---
datasets:
- atlasia/AL-Atlas-Moroccan-Darija-Pretraining-Dataset
language:
- ar
pipeline_tag: feature-extraction
---
# Moroccan Darija Embedding Models

This repository contains word embedding models trained for Moroccan Darija, a widely spoken Arabic dialect in Morocco.
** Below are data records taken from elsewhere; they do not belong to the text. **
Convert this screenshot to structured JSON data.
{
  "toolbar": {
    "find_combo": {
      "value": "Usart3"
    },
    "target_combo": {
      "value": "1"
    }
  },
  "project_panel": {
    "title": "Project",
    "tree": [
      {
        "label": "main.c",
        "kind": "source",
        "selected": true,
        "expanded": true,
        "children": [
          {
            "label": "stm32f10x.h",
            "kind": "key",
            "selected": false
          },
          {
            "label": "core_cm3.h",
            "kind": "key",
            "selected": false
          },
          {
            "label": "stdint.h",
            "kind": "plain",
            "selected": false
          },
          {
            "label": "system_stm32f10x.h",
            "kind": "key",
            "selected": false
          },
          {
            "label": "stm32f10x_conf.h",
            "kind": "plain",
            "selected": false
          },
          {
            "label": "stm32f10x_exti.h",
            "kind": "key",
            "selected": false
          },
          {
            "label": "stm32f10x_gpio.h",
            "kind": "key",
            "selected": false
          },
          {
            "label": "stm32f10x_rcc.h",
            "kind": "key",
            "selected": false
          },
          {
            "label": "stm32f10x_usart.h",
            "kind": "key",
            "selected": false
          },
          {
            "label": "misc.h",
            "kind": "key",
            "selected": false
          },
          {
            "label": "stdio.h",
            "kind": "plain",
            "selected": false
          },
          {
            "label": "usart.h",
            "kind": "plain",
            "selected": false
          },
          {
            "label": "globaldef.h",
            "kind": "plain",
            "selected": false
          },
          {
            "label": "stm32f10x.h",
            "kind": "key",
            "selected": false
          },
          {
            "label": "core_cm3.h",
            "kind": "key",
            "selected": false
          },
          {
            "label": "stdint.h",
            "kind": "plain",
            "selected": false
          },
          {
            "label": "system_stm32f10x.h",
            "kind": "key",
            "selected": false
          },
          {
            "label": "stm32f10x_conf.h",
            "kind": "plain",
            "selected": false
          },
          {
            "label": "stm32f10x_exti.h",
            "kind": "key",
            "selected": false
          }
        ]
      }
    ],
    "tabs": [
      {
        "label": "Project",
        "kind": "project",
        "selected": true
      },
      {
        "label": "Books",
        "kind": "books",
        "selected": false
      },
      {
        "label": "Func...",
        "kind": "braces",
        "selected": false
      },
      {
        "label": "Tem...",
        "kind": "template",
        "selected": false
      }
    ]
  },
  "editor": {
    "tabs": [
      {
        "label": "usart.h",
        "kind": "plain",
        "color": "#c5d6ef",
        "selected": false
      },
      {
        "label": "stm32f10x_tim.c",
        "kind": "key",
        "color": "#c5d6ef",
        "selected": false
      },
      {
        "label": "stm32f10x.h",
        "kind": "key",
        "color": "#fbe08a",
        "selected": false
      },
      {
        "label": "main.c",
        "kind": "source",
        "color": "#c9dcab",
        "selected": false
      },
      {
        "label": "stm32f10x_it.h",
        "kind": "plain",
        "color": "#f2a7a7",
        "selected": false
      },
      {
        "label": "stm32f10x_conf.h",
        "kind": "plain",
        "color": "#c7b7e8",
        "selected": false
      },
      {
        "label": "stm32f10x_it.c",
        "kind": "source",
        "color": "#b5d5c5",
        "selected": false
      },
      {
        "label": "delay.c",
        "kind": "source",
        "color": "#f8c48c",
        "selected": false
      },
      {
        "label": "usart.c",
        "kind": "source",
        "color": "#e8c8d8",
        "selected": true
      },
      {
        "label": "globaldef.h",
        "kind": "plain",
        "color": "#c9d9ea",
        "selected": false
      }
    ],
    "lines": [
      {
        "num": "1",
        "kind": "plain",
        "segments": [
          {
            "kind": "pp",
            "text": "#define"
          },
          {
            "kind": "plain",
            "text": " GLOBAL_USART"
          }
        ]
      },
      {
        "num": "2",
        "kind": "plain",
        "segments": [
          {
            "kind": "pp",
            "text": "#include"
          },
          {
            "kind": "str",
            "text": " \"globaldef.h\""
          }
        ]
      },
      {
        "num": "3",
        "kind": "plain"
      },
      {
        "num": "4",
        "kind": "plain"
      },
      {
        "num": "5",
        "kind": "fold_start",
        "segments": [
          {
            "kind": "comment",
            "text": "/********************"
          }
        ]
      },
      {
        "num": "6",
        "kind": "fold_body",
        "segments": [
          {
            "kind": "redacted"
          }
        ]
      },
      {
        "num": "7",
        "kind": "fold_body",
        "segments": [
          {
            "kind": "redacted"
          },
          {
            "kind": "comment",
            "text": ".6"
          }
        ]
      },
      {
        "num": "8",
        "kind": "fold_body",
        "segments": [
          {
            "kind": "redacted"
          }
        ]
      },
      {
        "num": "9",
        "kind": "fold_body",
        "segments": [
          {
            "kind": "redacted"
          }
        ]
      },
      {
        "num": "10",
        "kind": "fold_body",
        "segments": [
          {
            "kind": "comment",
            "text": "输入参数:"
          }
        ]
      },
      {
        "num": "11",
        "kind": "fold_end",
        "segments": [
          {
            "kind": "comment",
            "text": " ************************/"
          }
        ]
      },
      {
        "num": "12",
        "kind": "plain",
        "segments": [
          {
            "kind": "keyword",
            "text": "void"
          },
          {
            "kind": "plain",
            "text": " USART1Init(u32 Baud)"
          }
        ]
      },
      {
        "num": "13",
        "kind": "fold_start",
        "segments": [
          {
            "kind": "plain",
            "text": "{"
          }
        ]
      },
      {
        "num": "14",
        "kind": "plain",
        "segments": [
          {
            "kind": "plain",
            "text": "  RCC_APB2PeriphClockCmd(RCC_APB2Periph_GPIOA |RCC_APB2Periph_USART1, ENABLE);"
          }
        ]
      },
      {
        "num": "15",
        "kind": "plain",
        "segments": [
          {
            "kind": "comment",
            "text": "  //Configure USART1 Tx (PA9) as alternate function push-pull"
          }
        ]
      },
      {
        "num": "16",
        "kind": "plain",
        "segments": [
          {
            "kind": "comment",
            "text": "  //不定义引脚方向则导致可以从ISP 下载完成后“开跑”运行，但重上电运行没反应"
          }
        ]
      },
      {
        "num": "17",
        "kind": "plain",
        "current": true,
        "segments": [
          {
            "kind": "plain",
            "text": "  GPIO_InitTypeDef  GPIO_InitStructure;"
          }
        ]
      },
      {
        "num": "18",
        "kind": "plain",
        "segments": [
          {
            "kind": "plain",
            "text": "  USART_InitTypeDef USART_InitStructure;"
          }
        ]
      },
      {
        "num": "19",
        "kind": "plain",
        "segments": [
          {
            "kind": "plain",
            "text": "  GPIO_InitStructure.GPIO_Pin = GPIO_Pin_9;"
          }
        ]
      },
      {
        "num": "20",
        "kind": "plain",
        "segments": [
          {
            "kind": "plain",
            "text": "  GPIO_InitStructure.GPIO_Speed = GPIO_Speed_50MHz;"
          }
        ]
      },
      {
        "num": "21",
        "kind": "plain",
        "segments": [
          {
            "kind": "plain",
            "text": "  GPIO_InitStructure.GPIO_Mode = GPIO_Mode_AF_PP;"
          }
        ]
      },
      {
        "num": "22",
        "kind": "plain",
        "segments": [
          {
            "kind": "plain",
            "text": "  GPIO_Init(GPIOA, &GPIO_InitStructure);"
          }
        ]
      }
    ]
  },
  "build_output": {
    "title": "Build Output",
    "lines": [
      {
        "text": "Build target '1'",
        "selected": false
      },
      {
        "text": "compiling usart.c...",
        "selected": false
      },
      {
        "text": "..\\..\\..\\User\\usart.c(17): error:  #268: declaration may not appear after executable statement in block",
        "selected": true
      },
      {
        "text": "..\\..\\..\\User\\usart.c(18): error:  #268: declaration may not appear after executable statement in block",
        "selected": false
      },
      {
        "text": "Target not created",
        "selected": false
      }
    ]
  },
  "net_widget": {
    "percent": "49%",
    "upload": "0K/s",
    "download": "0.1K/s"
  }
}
Currently, it includes FastText-based embeddings trained on the curated [Al Atlas dataset](https://huggingface.co/datasets/atlasia/AL-Atlas-Moroccan-Darija-Pretraining-Dataset) composed of Moroccan Darija text.

## Features
- **FastText embeddings**: Pre-trained word vectors using FastText, which supports subword information and works well with dialectal and morphologically rich languages.
- **Efficient training pipeline**: Code for training FastText embeddings on Moroccan Darija datasets.
- **Pre-trained models**: Ready-to-use embeddings for downstream NLP tasks are available in the [Hugging Face hub](https://huggingface.co/atlasia/Moroccan-Darija-Embedding)

## Installation
Clone the [Github repository](https://github.com/BounharAbdelaziz/Moroccan-Darija-Embedding.git) and install the required dependencies:

```bash
git clone https://github.com/BounharAbdelaziz/Moroccan-Darija-Embedding.git
cd Moroccan-Darija-Embedding
pip install -r requirements.txt
```

## Usage
### Loading Pre-trained Embeddings
You can load the trained FastText model using `gensim`:

```python
import fasttext

model = fasttext.load_model("fasttext_cbow_v0.bin") # download the models from the hub  https://huggingface.co/atlasia/Moroccan-Darija-Embedding
word_vector = model.get_word_vector("كلمة")
```

## Roadmap
- ✅ FastText embeddings
- ⏳ Word2Vec and GloVe embeddings
- ⏳ Transformer-based contextual embeddings (e.g., BERT, RoBERTa)
- ⏳ Sentence embeddings: Continue training the [MoRdern-Bert](https://github.com/BounharAbdelaziz/MorDern-Bert) model.

## Contributing
Contributions are welcome! Feel free to open issues or submit pull requests to improve the models and codebase.